Moving Beyond Anger as Dallas Begins to Heal
"We need to learn how to tolerate differences," Dr. Janet Taylor said.
— -- Memorials are spreading across the country as America remembers the lives lost in recent police-involved shootings.
In one extraordinary Sunday service, Dallas Bishop T.D. Jakes led a town hall addressing the anger and pain so many feel, and also discussing how people can find hope moving forward.
Jakes turned the regular service at his Potter’s House megachurch in west Dallas into a community event as people came together to comfort, mourn and find answers.
“Dallas needs a big hug. America needs a hug,” he told the audience of several thousand people.
The nation is still numb after last week’s deaths of five officers and two young black men, Alton Sterling and Philando Castile.
“I haven’t slept or ate since he passed,” Saundra Sterling, Alton’s aunt, said at the town hall Sunday
“I woke up this morning and I felt lost,” Lt. Steven Gentry of the Dallas County Sheriff’s Department said of his friend who was shot before his eyes.
Jakes reminded the audience that although it seems especially difficult, there is hope.
“It is possible for us to love one another, to work together and be on the same side,” he said.
“The emotions are so raw,” professor Marc Lamont Hill, the author of "Nobody: Casualties of America's War on the Vulnerable, from Ferguson to Flint and Beyond" and the host of "VH-1 Live,” said on “Good Morning America” today of his students at Morehouse College, the all-male, historically black college in Atlanta.
“I received phone calls and text messages from my students and, of course, it’s a school with all-black males. Some were literally in tears saying, ‘What do we do?’
“They were devastated at the shootings on Wednesday and Thursday in Baton Rouge and Minnesota, partly because they feel like there’s this inescapable violence. They said, ‘We go to a great school, we’re well-education, but we can’t escape the possibility of violence.’”
Hill said his students were also devastated about the shootings of the officers Thursday.
“They were also worried that that narrative would erase the narrative around black male violence, or violence against black males and women around America,” he explained. “They’re lost. They’re trying to figure out what to do. They’re looking for answers to move the country forward.”
Dr. Janet Taylor, a New York psychiatrist, explained the difference between such anger and fear, and how they affect people day to day.
“Fear is an instinct, and our brains are constantly working to see if we’re safe or if we need to look for something to survive,” she said. “That fear, in terms of feeling threatened, is a normal reaction. It’s largely unconscious. But the anger is a secondary emotion, and it’s a reaction to what’s going on. Emotions are normal.

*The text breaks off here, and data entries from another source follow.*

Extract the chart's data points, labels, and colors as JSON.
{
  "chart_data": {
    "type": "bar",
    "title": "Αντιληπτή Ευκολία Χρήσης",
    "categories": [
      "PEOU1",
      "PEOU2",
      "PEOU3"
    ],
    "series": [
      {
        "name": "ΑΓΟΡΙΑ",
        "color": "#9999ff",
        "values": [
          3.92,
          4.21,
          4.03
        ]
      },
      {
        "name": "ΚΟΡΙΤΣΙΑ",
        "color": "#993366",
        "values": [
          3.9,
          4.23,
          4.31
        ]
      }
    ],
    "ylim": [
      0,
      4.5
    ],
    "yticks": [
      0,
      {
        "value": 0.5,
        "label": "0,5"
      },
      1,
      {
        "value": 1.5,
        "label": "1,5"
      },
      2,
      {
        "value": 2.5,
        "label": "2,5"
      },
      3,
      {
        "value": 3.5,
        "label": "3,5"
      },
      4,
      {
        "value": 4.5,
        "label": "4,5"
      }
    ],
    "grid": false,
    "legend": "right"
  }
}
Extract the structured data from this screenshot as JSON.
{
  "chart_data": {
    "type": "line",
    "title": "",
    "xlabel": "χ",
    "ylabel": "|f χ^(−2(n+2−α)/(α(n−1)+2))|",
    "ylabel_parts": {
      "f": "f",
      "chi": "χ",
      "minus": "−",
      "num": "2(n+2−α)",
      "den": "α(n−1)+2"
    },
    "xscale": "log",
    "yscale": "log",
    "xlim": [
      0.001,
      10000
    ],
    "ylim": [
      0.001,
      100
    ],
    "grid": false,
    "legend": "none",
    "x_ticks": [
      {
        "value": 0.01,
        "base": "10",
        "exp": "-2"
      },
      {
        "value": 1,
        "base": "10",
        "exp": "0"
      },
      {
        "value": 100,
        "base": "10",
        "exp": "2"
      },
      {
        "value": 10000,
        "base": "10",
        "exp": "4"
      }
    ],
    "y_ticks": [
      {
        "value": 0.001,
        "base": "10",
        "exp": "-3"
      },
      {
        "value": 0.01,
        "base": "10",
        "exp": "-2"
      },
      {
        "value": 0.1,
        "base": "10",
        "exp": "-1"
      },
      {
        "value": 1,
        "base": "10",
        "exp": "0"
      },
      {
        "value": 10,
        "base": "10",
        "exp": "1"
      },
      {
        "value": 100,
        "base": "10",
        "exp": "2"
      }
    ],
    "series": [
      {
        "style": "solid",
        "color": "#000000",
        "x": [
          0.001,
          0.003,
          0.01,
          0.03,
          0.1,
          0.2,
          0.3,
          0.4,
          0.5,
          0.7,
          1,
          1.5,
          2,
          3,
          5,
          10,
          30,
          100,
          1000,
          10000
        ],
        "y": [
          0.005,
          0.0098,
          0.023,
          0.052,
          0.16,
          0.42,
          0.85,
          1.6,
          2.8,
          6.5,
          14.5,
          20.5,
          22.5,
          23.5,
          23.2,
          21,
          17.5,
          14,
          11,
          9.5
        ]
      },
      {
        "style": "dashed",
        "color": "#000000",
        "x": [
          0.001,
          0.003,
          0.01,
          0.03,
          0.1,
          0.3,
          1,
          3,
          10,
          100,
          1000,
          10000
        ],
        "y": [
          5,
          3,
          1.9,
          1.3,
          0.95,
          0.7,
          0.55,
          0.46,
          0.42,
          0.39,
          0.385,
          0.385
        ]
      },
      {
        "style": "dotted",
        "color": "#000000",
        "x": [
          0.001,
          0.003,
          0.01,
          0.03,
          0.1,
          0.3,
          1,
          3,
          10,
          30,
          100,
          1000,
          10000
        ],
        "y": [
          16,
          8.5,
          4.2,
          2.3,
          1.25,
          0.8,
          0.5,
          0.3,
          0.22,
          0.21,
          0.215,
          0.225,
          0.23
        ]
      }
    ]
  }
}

“We are so used to looking for happiness, which is important, and joy, but sometimes we have to be rooted in pain, so we can work through it,” she added.
“And before we can get to love and healing, we have to look at ourselves, our own lineage, our own beliefs, what’s been told us about other people, and challenge that so we can break that.”
Taylor said we need to learn how to listen.
“As a nation, we need to learn how to tolerate differences and learn how to listen to understand, which means stop with the automatic thoughts and really be there in a way; it’s time right now,” she said.